Les provisions redistribuées par la communauté de Cachan le lendemain de la rencontre des deux Arthur avaient fait long feu. Arthur devait à tout prix encore faire bouger les lignes, donner l'impulsion manquante. Il quitta la cité Jean Moulin et fila dans les rues serpentant de Montreuil-sous-bois, désertes et maladives.

Il faisait une caillante à couper les doigts vifs et Arthur, mal fagoté, se recroquevillait dans sa veste de paletot décousue comme un escargot dans sa coquille. Il venait à nouveau de prendre une grande décision, un coup d'accélérateur pour leurs réunions ; le pieds-de-nez habituel qu’il faisait au destin, se secouer.

Il décida d'y passer la journée s'il le fallait mais de trouver le lieu avant la réunion du soir. Les troupes du début s'amenuisaient et ne résistaient pas à l'attente. Il fallait maintenant absolument agir très vite avant qu'ils ne soient lassés par des recherches toujours infructueuses, des déplacements en nombre devant des ruines.

Et c'était bien le choix du lieu qui posait problème. Au début, Arthur n'y avait pris garde. Il lui semblait que tout ceux qui se revendiquaient de l'ancienneté squatteuse allaient montrer par la pratique l'étendue de leur expérience et les bienfaits de leur savoir faire éprouvé ; ils ne proposèrent que des terrains vaguement murés.

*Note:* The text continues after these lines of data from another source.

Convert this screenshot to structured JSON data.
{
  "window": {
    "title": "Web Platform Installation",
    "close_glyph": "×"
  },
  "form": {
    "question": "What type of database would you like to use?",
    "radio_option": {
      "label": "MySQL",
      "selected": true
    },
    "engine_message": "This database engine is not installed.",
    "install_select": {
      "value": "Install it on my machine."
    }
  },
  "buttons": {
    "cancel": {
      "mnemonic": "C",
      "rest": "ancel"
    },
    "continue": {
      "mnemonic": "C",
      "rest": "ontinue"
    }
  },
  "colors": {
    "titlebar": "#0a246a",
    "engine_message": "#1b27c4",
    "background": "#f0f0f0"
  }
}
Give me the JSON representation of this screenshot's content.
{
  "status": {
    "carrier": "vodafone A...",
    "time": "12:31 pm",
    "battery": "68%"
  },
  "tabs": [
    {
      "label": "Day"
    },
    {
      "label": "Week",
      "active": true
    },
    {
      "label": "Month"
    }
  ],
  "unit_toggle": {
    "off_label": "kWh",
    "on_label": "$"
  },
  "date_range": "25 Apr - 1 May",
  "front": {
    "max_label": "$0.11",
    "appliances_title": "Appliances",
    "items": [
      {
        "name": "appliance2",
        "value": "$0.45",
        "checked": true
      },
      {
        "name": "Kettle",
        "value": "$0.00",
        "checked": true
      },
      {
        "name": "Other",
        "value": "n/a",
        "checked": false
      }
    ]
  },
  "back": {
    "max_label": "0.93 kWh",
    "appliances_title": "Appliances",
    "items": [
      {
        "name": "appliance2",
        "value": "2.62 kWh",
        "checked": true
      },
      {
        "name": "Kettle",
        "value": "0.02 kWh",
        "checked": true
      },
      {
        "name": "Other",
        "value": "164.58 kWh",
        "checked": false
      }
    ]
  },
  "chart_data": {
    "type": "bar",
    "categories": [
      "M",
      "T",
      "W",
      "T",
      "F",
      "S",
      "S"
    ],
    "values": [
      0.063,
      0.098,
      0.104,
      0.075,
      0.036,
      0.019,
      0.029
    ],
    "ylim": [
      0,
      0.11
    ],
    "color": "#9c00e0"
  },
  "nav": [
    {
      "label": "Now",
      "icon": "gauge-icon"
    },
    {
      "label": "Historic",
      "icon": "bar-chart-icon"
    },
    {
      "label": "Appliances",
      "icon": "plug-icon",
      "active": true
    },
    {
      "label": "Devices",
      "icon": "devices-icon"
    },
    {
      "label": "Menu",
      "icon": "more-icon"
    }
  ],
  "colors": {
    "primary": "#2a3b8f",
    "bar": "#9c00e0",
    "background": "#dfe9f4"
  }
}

Il ne s'en était pas occupé du tout, dans un Premier temps, attendant patiemment que les plus aguerris d'entre eux au sport de l'ouverture des portes et des sésames leur enseignent ces nouvelles connaissances si indispensables au nouvel équilibre de sa vie : avoir un toit au dessus de soi, promouvoir des activités

Et puis et c'était bien de cela qu'il s'agissait : ne plus payer de loyer, ne plus aller perdre sa vie à la gagner, renverser l'ordre du monde, constituer les forces de réserve d'une humanité libérée peu à peu de ses chaînes, de ses massacres et de la domination de peu sur tous, s’extraire de la production, la choisir

Marchant vite et filant dans les ruelles industrielles du Bas Montreuil Arthur levait les yeux vers les baies vitrées, les rideaux de fer, les lourdes fenêtres ou les portes cochères, guettant patiemment le moindre signe d'un abandon entretenu, des lieux vides  et en bon état, spacieux et correctement éclairés, le bijou quoi.